Hurry Down Sunshine is Greenberg’s journey toward comprehending mental illness in his own family. With touching honesty and intimacy, he reveals the effect of Sally’s mania on those closest to her, including her easygoing brother, her stalwart grandmother, her new-age mother, her artistic, loving stepmother—and, finally, on himself.
Unsentimental, nuanced and deeply humane, Hurry Down Sunshine is a transcendent memoir about mental illness and the restorative power of one father’s love for his daughter.
PUBLISHERS WEEKLY
Greenberg, a columnist for London's Times Literary Supplement, was living in Greenwich Village in 1996 when his 15-year-old daughter, Sally, suddenly became manic, importuning strangers and ranting in the streets about her newfound cosmic wisdom.
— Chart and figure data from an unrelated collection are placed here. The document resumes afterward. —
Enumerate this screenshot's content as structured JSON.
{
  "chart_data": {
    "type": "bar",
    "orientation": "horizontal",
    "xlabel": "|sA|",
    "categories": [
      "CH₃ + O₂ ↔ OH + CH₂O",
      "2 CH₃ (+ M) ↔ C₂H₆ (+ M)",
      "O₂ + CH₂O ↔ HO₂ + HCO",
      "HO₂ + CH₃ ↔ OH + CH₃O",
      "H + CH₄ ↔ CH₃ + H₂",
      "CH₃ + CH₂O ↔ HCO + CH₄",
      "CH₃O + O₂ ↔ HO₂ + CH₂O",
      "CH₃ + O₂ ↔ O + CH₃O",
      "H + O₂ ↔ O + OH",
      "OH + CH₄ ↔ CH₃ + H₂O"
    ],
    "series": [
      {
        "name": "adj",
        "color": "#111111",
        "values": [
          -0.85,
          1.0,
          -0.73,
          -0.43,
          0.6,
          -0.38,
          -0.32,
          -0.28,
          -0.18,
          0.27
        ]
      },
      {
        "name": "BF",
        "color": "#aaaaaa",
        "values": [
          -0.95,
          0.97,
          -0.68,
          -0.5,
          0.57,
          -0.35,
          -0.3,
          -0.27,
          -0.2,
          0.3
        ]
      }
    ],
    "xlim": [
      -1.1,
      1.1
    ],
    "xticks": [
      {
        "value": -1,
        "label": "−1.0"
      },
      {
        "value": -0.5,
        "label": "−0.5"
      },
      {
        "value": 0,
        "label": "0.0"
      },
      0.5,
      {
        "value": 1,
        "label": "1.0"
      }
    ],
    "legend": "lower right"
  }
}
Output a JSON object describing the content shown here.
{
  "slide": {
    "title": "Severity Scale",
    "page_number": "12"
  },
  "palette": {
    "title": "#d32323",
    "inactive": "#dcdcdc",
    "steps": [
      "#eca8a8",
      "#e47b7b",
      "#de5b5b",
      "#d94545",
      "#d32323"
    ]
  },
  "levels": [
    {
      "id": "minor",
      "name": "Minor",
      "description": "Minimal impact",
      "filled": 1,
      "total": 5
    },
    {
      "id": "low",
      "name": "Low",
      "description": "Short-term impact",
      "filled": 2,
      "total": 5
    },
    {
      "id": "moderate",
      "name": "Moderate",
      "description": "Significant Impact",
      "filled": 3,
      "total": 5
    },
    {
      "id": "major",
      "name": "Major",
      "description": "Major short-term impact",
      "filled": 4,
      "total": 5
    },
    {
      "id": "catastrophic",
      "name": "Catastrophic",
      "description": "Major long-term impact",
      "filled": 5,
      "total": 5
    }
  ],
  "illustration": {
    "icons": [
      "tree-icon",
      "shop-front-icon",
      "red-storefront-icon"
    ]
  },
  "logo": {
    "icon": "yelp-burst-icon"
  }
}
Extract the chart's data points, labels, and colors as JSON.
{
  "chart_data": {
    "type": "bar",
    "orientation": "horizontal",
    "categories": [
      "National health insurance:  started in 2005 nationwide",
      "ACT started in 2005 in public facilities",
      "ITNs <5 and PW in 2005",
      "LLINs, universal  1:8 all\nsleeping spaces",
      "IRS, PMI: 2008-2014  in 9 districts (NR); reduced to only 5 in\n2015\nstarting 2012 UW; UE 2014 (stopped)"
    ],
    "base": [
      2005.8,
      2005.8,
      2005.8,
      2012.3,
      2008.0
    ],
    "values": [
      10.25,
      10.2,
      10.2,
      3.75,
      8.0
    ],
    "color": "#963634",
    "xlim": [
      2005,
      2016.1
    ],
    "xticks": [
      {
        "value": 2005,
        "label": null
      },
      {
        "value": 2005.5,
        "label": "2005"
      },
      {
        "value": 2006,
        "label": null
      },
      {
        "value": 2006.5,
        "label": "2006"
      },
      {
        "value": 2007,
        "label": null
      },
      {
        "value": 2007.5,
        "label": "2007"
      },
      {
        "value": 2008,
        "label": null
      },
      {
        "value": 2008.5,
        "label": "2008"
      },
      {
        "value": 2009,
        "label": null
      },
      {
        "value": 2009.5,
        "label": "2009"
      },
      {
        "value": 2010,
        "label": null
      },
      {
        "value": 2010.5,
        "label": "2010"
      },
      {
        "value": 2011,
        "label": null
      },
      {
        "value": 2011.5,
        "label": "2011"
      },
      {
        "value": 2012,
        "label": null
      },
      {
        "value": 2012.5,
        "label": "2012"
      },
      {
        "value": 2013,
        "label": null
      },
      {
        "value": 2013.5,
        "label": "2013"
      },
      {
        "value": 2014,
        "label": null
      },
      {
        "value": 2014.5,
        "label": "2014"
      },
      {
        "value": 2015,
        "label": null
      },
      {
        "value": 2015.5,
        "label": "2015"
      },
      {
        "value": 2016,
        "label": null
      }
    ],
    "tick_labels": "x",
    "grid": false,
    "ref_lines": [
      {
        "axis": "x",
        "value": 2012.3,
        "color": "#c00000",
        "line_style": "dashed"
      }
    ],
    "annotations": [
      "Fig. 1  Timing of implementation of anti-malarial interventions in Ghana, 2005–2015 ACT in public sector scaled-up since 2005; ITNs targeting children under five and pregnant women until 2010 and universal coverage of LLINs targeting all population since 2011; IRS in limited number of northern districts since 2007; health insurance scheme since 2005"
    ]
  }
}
She was a danger to herself and others, so her father and stepmother had her committed to a psychiatric facility. Greenberg was no stranger to mental illness; he'd been caring for his dysfunctional brother most of their adult lives. Still, Sally was so brilliant, so caring, he couldn't bear the thought of her ending up like his brother. During the 24 long days Sally spent in the hospital, Greenberg learned to cope. He watched a Hasidic family visiting with their mentally ill young man. He pondered his ex-wife going to cuddle with Sally, as if she were still a little girl. He listened to his mother explain her troubled marriage and the subsequent mental illness of his brother. He wondered at his present wife's resilience. After Sally's discharge, questions of how they would adjust to their new lives were complicated in very different ways. In this well-written and sincere memoir, Greenberg proves to be a caring man trying to find his way through the minefield of a loved one's madness.